La febbre del sabato sera!

La febbre nel bambino arriva imprevista e sgradita, soprattutto il fine settimana, creando apprensione e difficoltà di genitori. Qualche consiglio per affrontarla.

febbre-neonati

Forse anche a causa della stanchezza accumulata durante la settimana al nido o alla materna, i bambini si ammalano quasi sempre durante il fine settimana mandando a monte i progetti della famiglia. Ma, inutile prendersela, tanto vale rassegnarsi alla febbre del sabato sera e provare a gestirla al meglio.

Occhio ai sintomi e termometro in mano

Occhi lucidi, viso arrossato, fronte calda, inquietudine e malessere diffuso. Sono questi i primi sintomi che fanno presagire l'arrivo della temuta febbre nei bambini. Per prima cosa è importante quantificare l’effettivo aumento della temperatura, quindi, niente panico e termometro in mano!
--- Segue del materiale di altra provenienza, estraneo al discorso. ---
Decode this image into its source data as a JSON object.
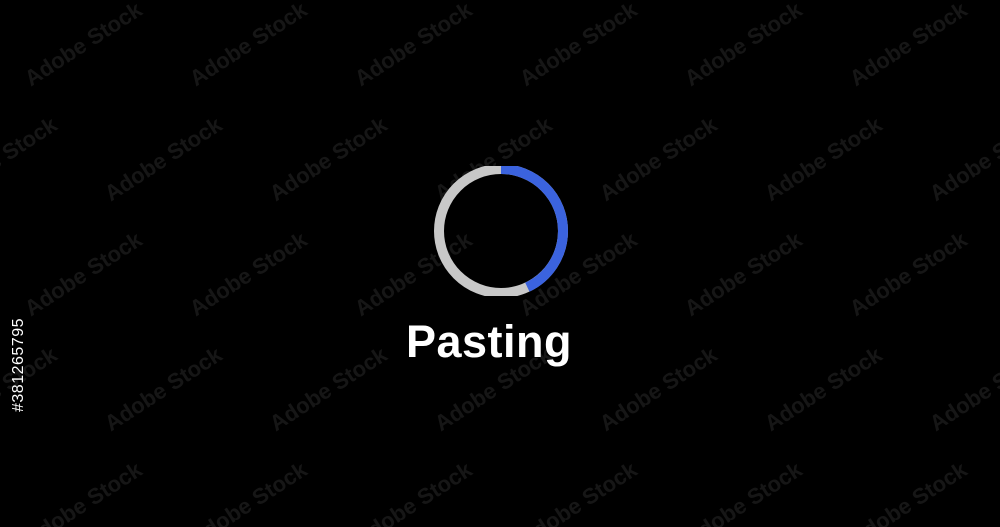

Non abbassare la febbre a tutti i costi!

Prima di tutto bisogna ricordare che non è necessario abbassare la febbre a tutti i costi. La febbre non è una malattia, ma l’utile reazione del sistema immunitario alla presenza di un’infezione. Per questo solo se la temperatura è superiore ai 38 - 38,5° sarà necessario ricorrere agli antipiretici, dopo aver consultato il pediatra ed evitando iniziative fai da te.

Monitoraggio costante

Per poter intervenire adeguatamente, è importante monitorare frequentemente l’andamento della febbre durante la giornata, operazione non sempre agevole se, come spesso avviene, il piccolo protesta, non sta fermo, non collabora. Si può ricorrere ad un termometro a raggi infrarossi che rileva con precisione la temperatura, semplicemente avvicinato o appoggiato alla fronte o alla tempia del bambino, in un tempo brevissimo, senza infastidirlo o addirittura mentre sta dormendo.